Now that the dust of the 2016 election has finally settled, and a new President and Congress have taken office, campaign strategists may have had a small opportunity to relax…and begin planning for the 2018 elections.
In 2018, control of the Senate will once again be contested, with 34 seats up for grabs. If this last cycle was any indication, next year could break another record for campaign spending. And in addition to the entire House of Representatives standing for reelection, 36 states will have statewide gubernatorial elections. With such a high stakes and active campaign season, reaching voters and effectively influencing their opinions will be critical.
A groundbreaking report released earlier this month by the Wesleyan Media Project confirms two key narratives that political professionals have known for a long time: Message matters, and TV remains a critical driver of voter behavior. In analyzing Donald Trump’s upset victory over Hillary Clinton, the Wesleyan report found that “the content of Clinton’s ads and her failure to advertise early in key states may be as important factors in her loss as Trump’s novel approach to TV advertising and social media.” Hillary Clinton’s loss, the report’s authors say, can be attributed to strategic decisions in states like Wisconsin and Michigan, “where she only began to advertise heavily in the week before the election.”
Given TV’s influential role in driving political outcomes, and where the ad dollars flowed in the late stages of the 2016 presidential and Senate races, candidates in tough races should once again be looking to local broadcast TV to shape their messages and persuade voters at the polls.

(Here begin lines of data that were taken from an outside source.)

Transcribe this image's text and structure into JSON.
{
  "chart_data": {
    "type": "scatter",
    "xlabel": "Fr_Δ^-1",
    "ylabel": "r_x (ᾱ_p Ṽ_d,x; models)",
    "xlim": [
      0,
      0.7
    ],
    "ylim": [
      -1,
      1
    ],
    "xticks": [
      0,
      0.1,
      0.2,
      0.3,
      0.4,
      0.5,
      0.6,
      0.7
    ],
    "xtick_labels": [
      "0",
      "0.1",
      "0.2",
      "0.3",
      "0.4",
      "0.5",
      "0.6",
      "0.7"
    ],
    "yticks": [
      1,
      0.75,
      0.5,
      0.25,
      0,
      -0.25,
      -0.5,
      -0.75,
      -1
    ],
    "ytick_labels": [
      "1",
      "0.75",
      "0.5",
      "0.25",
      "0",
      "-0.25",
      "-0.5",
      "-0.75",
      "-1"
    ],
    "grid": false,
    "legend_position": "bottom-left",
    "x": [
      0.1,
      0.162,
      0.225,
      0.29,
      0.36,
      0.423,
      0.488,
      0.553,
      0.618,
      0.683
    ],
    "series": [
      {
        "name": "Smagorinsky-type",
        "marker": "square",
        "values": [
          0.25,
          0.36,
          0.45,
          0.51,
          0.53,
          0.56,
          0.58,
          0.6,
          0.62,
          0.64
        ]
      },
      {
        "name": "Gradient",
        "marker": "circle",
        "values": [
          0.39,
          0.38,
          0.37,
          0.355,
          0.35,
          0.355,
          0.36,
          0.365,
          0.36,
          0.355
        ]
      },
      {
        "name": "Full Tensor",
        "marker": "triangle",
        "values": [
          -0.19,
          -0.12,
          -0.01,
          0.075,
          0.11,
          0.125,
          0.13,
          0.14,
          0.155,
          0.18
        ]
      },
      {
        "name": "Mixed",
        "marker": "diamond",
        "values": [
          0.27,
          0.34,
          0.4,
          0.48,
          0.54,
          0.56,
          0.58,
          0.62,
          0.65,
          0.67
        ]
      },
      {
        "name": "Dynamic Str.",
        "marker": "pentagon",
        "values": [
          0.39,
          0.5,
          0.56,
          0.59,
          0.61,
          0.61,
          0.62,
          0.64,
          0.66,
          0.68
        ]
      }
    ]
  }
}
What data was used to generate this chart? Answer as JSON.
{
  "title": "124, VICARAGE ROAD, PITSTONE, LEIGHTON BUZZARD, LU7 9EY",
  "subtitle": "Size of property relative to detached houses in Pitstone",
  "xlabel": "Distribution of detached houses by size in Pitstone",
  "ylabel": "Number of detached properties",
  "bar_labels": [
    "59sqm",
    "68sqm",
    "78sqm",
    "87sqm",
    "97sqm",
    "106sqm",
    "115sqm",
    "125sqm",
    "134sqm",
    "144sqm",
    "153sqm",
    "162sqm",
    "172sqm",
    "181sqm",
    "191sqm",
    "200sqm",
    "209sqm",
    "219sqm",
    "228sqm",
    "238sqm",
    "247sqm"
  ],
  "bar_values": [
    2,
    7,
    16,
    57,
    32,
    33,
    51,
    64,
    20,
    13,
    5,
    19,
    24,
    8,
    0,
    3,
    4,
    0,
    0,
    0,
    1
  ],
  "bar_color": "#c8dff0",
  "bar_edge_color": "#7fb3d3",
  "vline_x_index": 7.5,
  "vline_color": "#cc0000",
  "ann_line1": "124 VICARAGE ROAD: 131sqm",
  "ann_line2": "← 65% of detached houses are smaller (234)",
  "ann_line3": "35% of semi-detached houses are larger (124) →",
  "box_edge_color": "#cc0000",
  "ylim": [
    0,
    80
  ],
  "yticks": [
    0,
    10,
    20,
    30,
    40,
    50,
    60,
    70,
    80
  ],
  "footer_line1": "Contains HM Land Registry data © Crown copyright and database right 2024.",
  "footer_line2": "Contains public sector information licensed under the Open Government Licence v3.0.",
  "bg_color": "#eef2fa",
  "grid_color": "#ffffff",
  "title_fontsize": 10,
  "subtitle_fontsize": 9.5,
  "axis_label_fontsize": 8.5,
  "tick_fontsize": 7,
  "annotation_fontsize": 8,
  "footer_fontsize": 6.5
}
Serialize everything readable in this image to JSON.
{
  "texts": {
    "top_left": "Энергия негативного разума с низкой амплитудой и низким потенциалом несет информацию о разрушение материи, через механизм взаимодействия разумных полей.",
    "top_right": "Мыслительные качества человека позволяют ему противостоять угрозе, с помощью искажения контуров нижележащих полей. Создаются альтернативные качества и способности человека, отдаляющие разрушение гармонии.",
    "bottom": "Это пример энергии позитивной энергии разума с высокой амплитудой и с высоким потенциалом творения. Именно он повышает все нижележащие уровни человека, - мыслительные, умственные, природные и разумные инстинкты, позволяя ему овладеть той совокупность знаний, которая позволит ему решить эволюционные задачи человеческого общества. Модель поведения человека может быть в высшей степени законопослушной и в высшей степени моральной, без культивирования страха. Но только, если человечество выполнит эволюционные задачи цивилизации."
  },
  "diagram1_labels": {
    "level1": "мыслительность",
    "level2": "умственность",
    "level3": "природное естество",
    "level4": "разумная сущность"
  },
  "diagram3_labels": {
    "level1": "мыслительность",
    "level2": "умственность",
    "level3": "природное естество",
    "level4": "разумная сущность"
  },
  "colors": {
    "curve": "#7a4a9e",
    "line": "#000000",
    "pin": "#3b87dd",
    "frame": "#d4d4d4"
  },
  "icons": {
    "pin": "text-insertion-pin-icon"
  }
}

That’s because local broadcast TV reaches more people in one day than any other platform and remains consumers’ medium of choice, making it a campaign’s most effective and powerful marketing tool. In fact, Nielsen's latest Total Audience Report (Q3 2016) shows that adults continue to watch more than twice as much TV each week compared with the second and third most watched media platforms. Also, TV dominates video viewing at 93 percent, compared with watching video on the internet (5 percent) or on a smartphone (2 percent). While political campaigns must make effective use of all advertising platforms, if a campaign’s goal is to get their ads in front of the most voters, TV remains the go to platform.